Social media "predictions." Someone posts a detailed thread with eight interconnected observations about a geopolitical situation, each point adding specificity to the last, ending with a confident conclusion. It feels well-reasoned. But complexity of argument is not accuracy of prediction. The connections might all be logical while resting on a flawed premise. You can build an elaborate wrong house.
Medical misinformation. Pseudoscientific health claims often use the vocabulary and structure of real science — mechanisms, pathways, statistics — without the actual basis. The complexity makes it harder to dismiss at first glance. Real scientific claims can also be complex. But complexity alone is not a quality signal.
How to Spot It
- Precision beyond what the system supports. When predictions are precise to decimal places in a system nobody understands well enough to justify that precision, the numbers are performing confidence rather than expressing it.
- No track record. The most important question for any forecaster: How have their past predictions held up? Not the impressive-sounding ones — all predictions. Forecasters who don't share their failure rate, or whose predictions are phrased so vaguely they can't really be checked, are not accountable to accuracy.

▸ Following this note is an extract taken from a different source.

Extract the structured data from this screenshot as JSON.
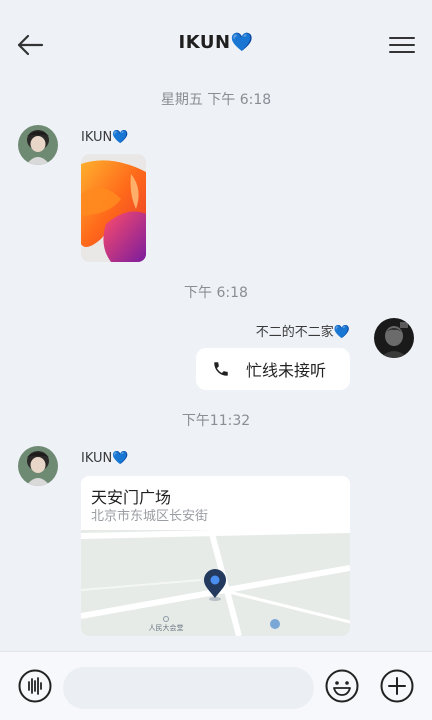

- Complexity that can't be simplified. Real understanding can be explained at multiple levels of depth. If a "complex" forecast can't be summarised in plain language, it might be that the complexity is load-bearing for the authority, not for the accuracy.
- No acknowledgement of uncertainty. Legitimate forecasters express uncertainty. They use ranges. They say "this assumes X, which could be wrong." Forecasters who present everything with equal confidence regardless of how far out they're predicting — suspect.
- The predictions always confirm what you'd expect. A complex forecast that happens to perfectly validate what the forecaster's client, employer, or ideology would want is worth extra scrutiny. Complexity can dress up motivated reasoning very effectively.
Your Challenge
Find a specific prediction someone made in the news in the last year — about the economy, a political outcome, a sports result, anything.
Research: What actually happened? Was the prediction right, wrong, or unprovable?
Then check: Did the complexity of the prediction correlate with its accuracy? Was the simpler version more or less right than the detailed version?
Track three predictions over the next month. Write down what was predicted and what actually happens. You'll quickly develop a feel for who is genuinely calibrated and who is performing confidence.
The more someone pretends to know about an uncertain future, the less you should trust the specifics. Accuracy lives in the range. Confidence lives in the decimal place.